Bij uitspraak van 25 juli 2025 heeft de rechtbank het daartegen door appellant ingestelde beroep gegrond verklaard, dat besluit vernietigd, de asielaanvraag afgewezen als ongegrond, bepaald dat appellant binnen vier weken na verzending van de uitspraak moet vertrekken naar Marokko en bepaald dat deze uitspraak in de plaats treedt van het vernietigde besluit.
Tegen deze uitspraak heeft appellant, vertegenwoordigd door mr. M.L. Hoogendoorn, advocaat in Leiden, hoger beroep ingesteld.
Overwegingen
1.       Appellant heeft de Marokkaanse nationaliteit en heeft aan zijn asielaanvraag ten grondslag gelegd dat hij biseksueel is en dat hij bedreigd is door zijn oom.
1.1.    De rechtbank heeft over de seksuele geaardheid overwogen dat de minister zich niet ten onrechte op het standpunt heeft gesteld dat appellant zijn geaardheid niet aannemelijk heeft gemaakt, onder meer omdat hij niet inzichtelijk heeft verklaard over de persoonlijke beleving van zijn geaardheid.
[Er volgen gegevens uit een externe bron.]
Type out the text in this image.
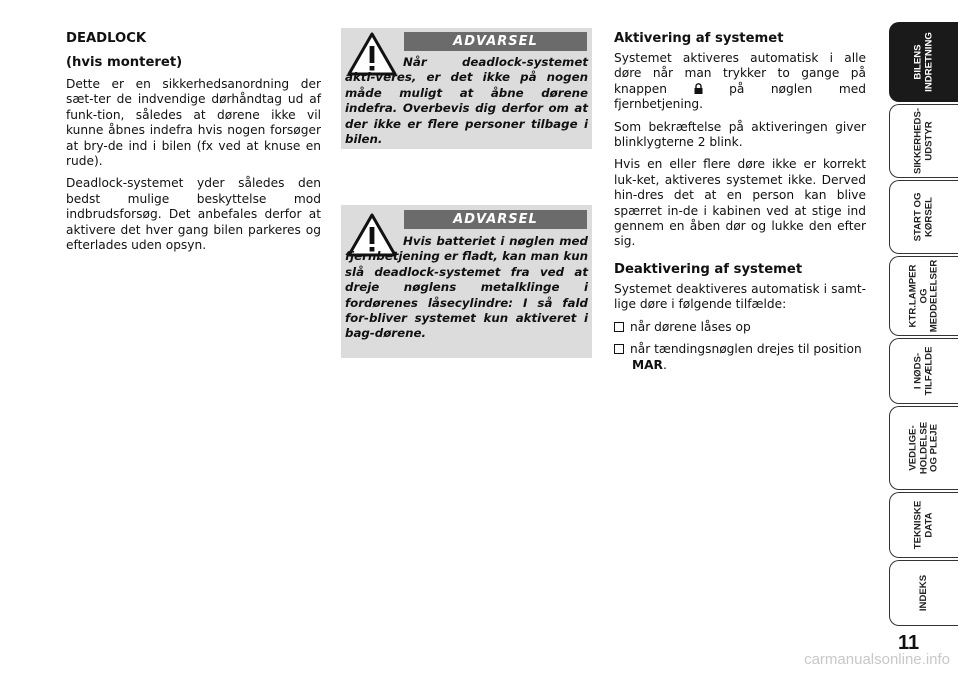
DEADLOCK

(hvis monteret)

Dette er en sikkerhedsanordning der sæt-ter de indvendige dørhåndtag ud af funk-tion, således at dørene ikke vil kunne åbnes indefra hvis nogen forsøger at bry-de ind i bilen (fx ved at knuse en rude).

Deadlock-systemet yder således den bedst mulige beskyttelse mod indbrudsforsøg. Det anbefales derfor at aktivere det hver gang bilen parkeres og efterlades uden opsyn.

ADVARSEL
Når deadlock-systemet akti-veres, er det ikke på nogen måde muligt at åbne dørene indefra. Overbevis dig derfor om at der ikke er flere personer tilbage i bilen.
ADVARSEL
Hvis batteriet i nøglen med fjernbetjening er fladt, kan man kun slå deadlock-systemet fra ved at dreje nøglens metalklinge i fordørenes låsecylindre: I så fald for-bliver systemet kun aktiveret i bag-dørene.

Aktivering af systemet

Systemet aktiveres automatisk i alle døre når man trykker to gange på knappen	på nøglen med fjernbetjening.

Som bekræftelse på aktiveringen giver blinklygterne 2 blink.

Hvis en eller flere døre ikke er korrekt luk-ket, aktiveres systemet ikke. Derved hin-dres det at en person kan blive spærret in-de i kabinen ved at stige ind gennem en åben dør og lukke den efter sig.

Deaktivering af systemet

Systemet deaktiveres automatisk i samt-lige døre i følgende tilfælde:

når dørene låses op

når tændingsnøglen drejes til position
MAR.

BILENS
INDRETNING
SIKKERHEDS-
UDSTYR
START OG
KØRSEL
KTR.LAMPER
OG
MEDDELELSER
I NØDS-
TILFÆLDE
VEDLIGE-
HOLDELSE
OG PLEJE
TEKNISKE
DATA
INDEKS
11
carmanualsonline.info
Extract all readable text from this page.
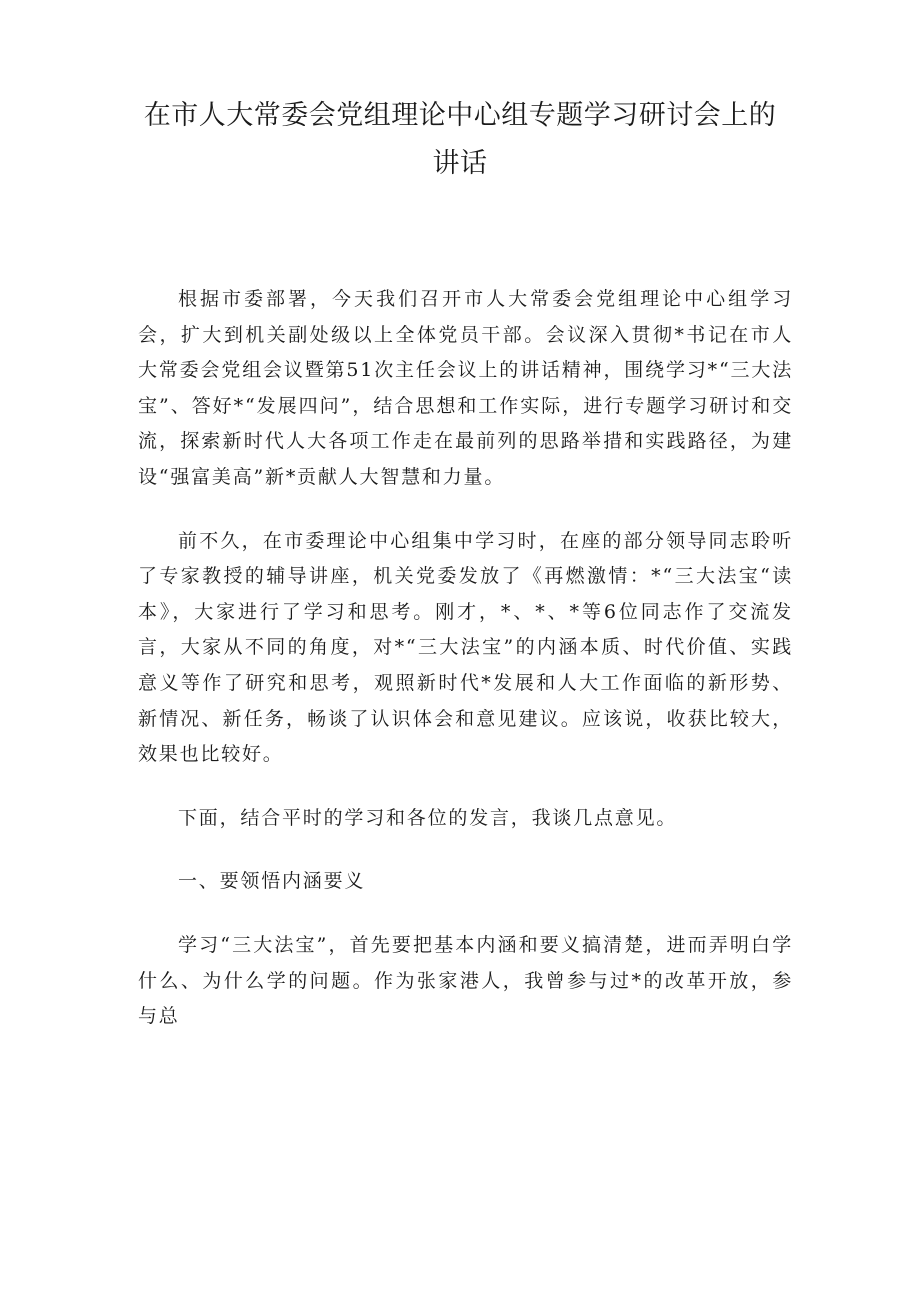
在市人大常委会党组理论中心组专题学习研讨会上的
讲话

根据市委部署，今天我们召开市人大常委会党组理论中心组学习会，扩大到机关副处级以上全体党员干部。会议深入贯彻*书记在市人大常委会党组会议暨第51次主任会议上的讲话精神，围绕学习*“三大法宝”、答好*“发展四问”，结合思想和工作实际，进行专题学习研讨和交流，探索新时代人大各项工作走在最前列的思路举措和实践路径，为建设“强富美高”新*贡献人大智慧和力量。

前不久，在市委理论中心组集中学习时，在座的部分领导同志聆听了专家教授的辅导讲座，机关党委发放了《再燃激情：*“三大法宝“读本》，大家进行了学习和思考。刚才，*、*、*等6位同志作了交流发言，大家从不同的角度，对*“三大法宝”的内涵本质、时代价值、实践意义等作了研究和思考，观照新时代*发展和人大工作面临的新形势、新情况、新任务，畅谈了认识体会和意见建议。应该说，收获比较大，效果也比较好。

下面，结合平时的学习和各位的发言，我谈几点意见。

一、要领悟内涵要义

学习“三大法宝”，首先要把基本内涵和要义搞清楚，进而弄明白学什么、为什么学的问题。作为张家港人，我曾参与过*的改革开放，参与总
De rechtbank heeft overwogen dat appellant wel gevolgd kan worden in zijn beroepsgrond dat de minister hem ten onrechte heeft tegengeworpen dat zijn kennis over de lhbti-gemeenschap in Nederland te summier is. De rechtbank heeft verder overwogen dat de minister deugdelijk heeft gemotiveerd dat de problemen met zijn oom ongeloofwaardig zijn.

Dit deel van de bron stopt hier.